Searches under Belton rule: What about officers who made searches based on Belton prior to the court’s ruling in Gant? At least one federal court has already considered this issue. The Tenth Circuit, in United States v. McCane,21 applied the good-faith exception to the exclusionary rule where the defendant was arrested for driving with a suspended license and the officer, after handcuffing and placing him in the back of the patrol car, searched McCane’s vehicle and found a gun—illegal for the defendant, a felon, to possess. The Tenth Circuit upheld the search because it was supported by precedent and did not undermine the principle of deterrence that underlies the exclusionary rule.
Other things to remember
It is important to remember that Gant applies only when there has been an arrest, and it is not the only exception to the warrant requirement. Other exceptions available to officers in the field include:
• searches of the person incident to a lawful arrest;22
• searches of the passenger compartment when there is reasonable belief that a suspect who has not been arrested is dangerous and might access the vehicle to gain immediate control of weapons;23
• searches of the vehicle when there is probable cause to believe the vehicle contains evidence of criminal activity;24
• limited protective sweeps of areas of a house that an officer reasonably believes harbor a dangerous person;25
• inventories, which must be done according to standard policy and procedures related to protecting the vehicle and its contents;26
• dog sniffs outside vehicles during legitimate traffic stops, as long as they don’t extend the time of the stops;27 and
• voluntary consent searches of vehicles and containers within it.28
Gant does not do away with any of the above; rather, the decision modifies only Belton. Applying Gant with the other available warrant exceptions should give an officer in the field the flexibility he needs to fully investigate criminal activity, keep himself safe, and procure evidence constitutionally.
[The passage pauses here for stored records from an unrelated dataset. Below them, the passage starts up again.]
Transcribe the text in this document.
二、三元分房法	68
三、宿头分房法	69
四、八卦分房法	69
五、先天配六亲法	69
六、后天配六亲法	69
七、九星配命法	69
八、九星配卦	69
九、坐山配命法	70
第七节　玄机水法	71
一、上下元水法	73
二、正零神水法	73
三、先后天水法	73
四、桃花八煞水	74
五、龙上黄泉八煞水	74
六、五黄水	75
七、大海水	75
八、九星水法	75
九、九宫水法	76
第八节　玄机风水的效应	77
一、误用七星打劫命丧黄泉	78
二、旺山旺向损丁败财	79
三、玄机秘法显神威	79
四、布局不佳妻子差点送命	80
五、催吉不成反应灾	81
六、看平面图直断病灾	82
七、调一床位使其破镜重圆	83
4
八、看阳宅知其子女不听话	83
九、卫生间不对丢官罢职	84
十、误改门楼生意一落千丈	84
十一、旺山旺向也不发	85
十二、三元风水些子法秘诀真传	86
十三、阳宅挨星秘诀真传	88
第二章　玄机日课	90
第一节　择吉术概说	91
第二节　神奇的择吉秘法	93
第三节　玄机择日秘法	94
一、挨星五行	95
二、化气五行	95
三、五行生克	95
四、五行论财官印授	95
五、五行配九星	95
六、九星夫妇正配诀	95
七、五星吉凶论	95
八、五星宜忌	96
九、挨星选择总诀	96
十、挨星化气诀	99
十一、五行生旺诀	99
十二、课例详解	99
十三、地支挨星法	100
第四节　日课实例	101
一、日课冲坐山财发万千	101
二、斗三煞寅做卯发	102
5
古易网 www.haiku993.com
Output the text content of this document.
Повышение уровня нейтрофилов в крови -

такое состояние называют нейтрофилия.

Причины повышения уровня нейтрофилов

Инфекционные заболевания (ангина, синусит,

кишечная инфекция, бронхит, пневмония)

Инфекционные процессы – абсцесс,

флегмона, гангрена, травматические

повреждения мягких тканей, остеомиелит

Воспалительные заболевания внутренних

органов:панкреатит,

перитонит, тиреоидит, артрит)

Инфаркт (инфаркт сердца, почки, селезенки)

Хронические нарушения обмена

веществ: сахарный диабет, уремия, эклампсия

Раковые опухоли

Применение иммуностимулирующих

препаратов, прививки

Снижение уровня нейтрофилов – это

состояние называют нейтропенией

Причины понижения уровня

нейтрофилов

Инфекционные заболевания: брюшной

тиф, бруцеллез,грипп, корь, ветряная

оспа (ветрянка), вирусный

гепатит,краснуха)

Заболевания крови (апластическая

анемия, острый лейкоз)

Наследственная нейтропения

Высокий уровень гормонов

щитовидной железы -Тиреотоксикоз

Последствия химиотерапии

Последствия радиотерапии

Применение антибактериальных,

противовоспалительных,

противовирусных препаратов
1 556 U.S. ___, 129 S.Ct. 1710 (2009).
2 453 U.S. 454, 460 (1981).
3 395 U.S. 752 (1969).
4 Id. at 762-763.
5 453 U.S. 454 (1981).
6 Id. at 455-456.
7 Id. at 460.
10 Gant at 1719.
11 Id. at 1721.
12 Id. at 1720, 1721, footnotes omitted.
13 Id. at 1724.
14 Id. at 1725.
15 Id. at 1727.
16 Id. at 1722.
17 Id. at 1726, 1729.
18 Id. at 1730.
19 Id. at 1731.
20 Id. at 1714, 1723.
21 U.S. v. McCane, ___ F.3d ___, 2009 WL 2231658, C.A.10 (Okla.)(decided July 28, 2009)
22 See Weeks v. United States, 232 U.S. 383, 392 (1914).
23 See Michigan v. Long, 463 U.S. 1032, 1049 (1983).
24 See United States v. Ross, 456 U.S. 798, 820 (1982), Carroll v. United States, 267 U.S. 132, 153 (1925).
25 See Maryland v. Buie, 494 U.S. 325, 334 (1990).
26 See Colorado v. Bertine, 479 U.S. 367, 374 (1987).
27 See Illinois v. Caballes, 534 U.S. 405, 407-409 (2005).
28 See Schneckloth v. Bustamonte, 412 U.S. 218, 222 (1973), and Florida v. Jimeno, 500 U.S. 248, 249 (1991).